Os olhos de Percival se estreitaram enquanto dirigia um olhar de soslaio para Maitreya.
“Oh, não tenho tanta certeza. Se fossem sérios, o ataque já teria ocorrido há muito tempo. Se fosse para ser um assassino, estão realmente nos subestimando. Seja lá o que for, não vejo razão para ter medo.”
“Hmm... Bem, duvido que correremos muito perigo enquanto você estiver por perto.”
“Alguém entende! Ficar nervoso assim é apenas uma perda idiota de tempo e energia. É preciso dormir sempre que houver a oportunidade.”
“Por favor, leve isso a sério...” Maitreya implorou. “Minha vida está em jogo aqui!”
“Vejo que gosta mesmo de opinar sobre tudo. Não pode se acalmar um pouco?”
A resposta de Maitreya foi atacá-lo com os punhos, então Percival respondeu na mesma moeda. Ele estendeu a mão grande e, agarrando-a pela cabeça, manteve-a afastada com o braço esticado. A diabrete só conseguiu gritar de frustração.
De sua parte, Belgrieve não tinha tanta certeza se tinha sido um ataque direcionado ou não, contudo agora que estavam tão perto do inimigo, era apenas uma questão de tempo até que suas forças colidissem. De fato não havia tempo para vadiar. Ele suspirou baixinho. Precisamos nos encontrar com Ange e rápido.
Belgrieve ainda não sentia sono, no entanto se deitou e olhou para o teto. Não querendo repetir o que acabara de acontecer, desta vez deixou sua prótese colocada. Enquanto isso, Percival levantou-se da cama e sentou-se numa cadeira. Pegando uma garrafa de destilado que normalmente guardava consigo, serviu-se de um pequeno copo, tomando pequenos goles. Maitreya pareceu perdida por um momento, mas no final, ela se resignou a se esconder sob as cobertas da cama e se enrolou como uma bola mais uma vez.
Belgrieve fechou os olhos. Era possível ouvir sua própria respiração e as batidas de seu coração. Ouvia o som áspero quando a cadeira de Percival se movia, o som do copo sendo colocado sobre a mesa e o som da garrafa sendo engolida sempre que Percival enchia o copo de novo. Podia ouvir Maitreya se revirando por algum tempo, porém logo a ouviu cochilar também.

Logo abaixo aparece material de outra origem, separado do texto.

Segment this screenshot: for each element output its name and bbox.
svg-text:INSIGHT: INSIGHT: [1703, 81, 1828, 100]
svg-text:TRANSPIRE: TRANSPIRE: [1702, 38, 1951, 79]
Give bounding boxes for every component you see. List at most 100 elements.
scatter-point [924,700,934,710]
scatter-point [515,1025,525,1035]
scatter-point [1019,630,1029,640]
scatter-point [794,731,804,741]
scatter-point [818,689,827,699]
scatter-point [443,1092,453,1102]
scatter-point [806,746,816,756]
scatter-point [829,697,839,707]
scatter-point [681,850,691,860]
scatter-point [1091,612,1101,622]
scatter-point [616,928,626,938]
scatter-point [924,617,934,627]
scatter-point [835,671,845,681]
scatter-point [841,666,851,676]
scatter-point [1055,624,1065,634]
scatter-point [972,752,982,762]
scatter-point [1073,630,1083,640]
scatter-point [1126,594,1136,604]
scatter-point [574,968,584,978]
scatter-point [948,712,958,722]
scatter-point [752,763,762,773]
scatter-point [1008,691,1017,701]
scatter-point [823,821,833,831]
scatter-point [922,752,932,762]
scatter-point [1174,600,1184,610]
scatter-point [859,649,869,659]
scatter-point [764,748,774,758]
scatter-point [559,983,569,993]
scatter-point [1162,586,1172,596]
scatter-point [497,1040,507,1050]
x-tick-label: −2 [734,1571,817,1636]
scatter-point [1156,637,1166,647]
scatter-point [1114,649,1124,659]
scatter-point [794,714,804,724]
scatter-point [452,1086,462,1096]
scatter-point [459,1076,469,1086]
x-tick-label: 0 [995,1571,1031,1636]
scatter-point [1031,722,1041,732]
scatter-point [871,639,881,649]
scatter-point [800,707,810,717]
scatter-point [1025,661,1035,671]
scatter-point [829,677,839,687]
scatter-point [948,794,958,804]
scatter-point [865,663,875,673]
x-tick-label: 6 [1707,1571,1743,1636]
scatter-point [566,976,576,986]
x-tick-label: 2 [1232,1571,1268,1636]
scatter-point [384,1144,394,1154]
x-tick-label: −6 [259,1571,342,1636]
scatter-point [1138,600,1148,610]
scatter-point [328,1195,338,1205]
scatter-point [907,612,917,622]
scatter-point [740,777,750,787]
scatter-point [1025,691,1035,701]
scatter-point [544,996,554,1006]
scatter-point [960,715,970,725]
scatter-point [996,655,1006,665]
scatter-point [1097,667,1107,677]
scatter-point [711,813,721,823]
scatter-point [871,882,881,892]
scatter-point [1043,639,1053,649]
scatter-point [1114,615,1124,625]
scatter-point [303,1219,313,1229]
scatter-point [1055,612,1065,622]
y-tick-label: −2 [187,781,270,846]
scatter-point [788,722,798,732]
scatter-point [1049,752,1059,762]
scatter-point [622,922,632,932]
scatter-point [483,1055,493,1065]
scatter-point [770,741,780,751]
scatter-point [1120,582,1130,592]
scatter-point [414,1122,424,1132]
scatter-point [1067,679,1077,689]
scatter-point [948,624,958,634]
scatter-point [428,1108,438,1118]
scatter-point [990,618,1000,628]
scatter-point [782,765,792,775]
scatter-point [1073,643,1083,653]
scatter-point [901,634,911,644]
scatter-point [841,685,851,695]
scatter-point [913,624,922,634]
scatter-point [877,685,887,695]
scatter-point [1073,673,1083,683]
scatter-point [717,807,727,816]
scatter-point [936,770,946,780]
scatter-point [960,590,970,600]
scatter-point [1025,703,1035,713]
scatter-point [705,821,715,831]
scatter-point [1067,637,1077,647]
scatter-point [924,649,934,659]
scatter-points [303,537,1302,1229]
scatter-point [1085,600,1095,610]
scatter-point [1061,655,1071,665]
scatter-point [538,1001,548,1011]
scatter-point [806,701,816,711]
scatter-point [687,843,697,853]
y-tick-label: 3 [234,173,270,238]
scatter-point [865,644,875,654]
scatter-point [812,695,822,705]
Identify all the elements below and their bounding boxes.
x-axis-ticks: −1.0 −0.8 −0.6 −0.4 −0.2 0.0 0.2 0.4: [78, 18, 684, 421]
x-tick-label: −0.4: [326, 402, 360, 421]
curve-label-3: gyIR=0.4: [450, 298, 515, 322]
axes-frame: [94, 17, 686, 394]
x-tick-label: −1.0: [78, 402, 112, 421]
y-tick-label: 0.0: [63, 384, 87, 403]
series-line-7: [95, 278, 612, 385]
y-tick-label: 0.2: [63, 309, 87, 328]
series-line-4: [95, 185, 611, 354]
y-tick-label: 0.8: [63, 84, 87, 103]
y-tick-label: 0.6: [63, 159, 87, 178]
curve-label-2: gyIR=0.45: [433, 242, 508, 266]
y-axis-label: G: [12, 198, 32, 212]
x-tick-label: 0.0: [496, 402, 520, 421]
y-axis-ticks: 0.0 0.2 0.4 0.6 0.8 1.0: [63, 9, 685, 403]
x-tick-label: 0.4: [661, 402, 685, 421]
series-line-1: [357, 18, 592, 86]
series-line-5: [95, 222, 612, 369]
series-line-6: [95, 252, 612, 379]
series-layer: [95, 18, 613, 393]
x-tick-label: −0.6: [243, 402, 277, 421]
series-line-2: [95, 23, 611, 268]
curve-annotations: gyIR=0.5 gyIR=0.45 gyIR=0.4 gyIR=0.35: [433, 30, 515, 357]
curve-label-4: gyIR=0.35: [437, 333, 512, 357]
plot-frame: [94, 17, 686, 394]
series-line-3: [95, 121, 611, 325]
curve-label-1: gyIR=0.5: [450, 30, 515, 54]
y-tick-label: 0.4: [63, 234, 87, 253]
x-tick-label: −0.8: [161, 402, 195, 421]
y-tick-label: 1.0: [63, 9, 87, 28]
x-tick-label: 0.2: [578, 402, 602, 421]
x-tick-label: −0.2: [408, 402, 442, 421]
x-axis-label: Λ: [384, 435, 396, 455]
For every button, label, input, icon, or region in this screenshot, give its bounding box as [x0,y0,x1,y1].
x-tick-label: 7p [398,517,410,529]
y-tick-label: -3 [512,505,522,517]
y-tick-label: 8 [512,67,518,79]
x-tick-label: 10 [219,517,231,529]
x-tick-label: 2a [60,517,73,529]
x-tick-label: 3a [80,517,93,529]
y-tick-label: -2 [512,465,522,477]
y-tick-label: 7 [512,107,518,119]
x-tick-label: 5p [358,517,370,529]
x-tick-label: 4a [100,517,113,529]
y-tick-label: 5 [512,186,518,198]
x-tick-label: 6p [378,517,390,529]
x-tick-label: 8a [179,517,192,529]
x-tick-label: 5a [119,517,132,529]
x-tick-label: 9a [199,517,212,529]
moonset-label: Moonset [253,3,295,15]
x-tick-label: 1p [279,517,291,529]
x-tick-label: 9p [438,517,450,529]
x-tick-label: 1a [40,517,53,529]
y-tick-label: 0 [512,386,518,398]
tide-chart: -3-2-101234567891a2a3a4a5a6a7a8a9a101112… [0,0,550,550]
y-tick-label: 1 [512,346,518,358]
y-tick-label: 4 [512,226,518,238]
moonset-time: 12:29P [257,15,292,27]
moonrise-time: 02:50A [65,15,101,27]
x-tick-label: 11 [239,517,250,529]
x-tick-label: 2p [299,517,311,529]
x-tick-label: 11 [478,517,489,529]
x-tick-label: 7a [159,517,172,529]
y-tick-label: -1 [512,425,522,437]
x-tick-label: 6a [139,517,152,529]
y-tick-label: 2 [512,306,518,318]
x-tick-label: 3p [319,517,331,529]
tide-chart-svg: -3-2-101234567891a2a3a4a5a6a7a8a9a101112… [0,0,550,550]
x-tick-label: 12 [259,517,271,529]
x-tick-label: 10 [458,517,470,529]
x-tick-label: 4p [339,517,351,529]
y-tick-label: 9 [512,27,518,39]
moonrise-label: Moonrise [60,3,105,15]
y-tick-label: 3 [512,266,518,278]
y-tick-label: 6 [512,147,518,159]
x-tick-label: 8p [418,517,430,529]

Ela é irresoluta, contudo ousada das maneiras mais estranhas, observou Belgrieve. Ele se encontrou relaxando um pouco. Talvez a presença do Percival aqui esteja me deixando à vontade.
No entanto, ainda estava bastante inquieto e não conseguiu evitar quando sua mente começou a ponderar todo tipo de coisas. Seus pensamentos corriam de uma noção para outra, até que enfim a conexão de um pensamento para outro passou de vaga a inexistente.
Que estranho... E com esse último pensamento, Belgrieve estava dormindo. Na próxima vez que acordou, Percival estava roncando em sua cadeira e uma luz fraca penetrava no quarto através das cortinas.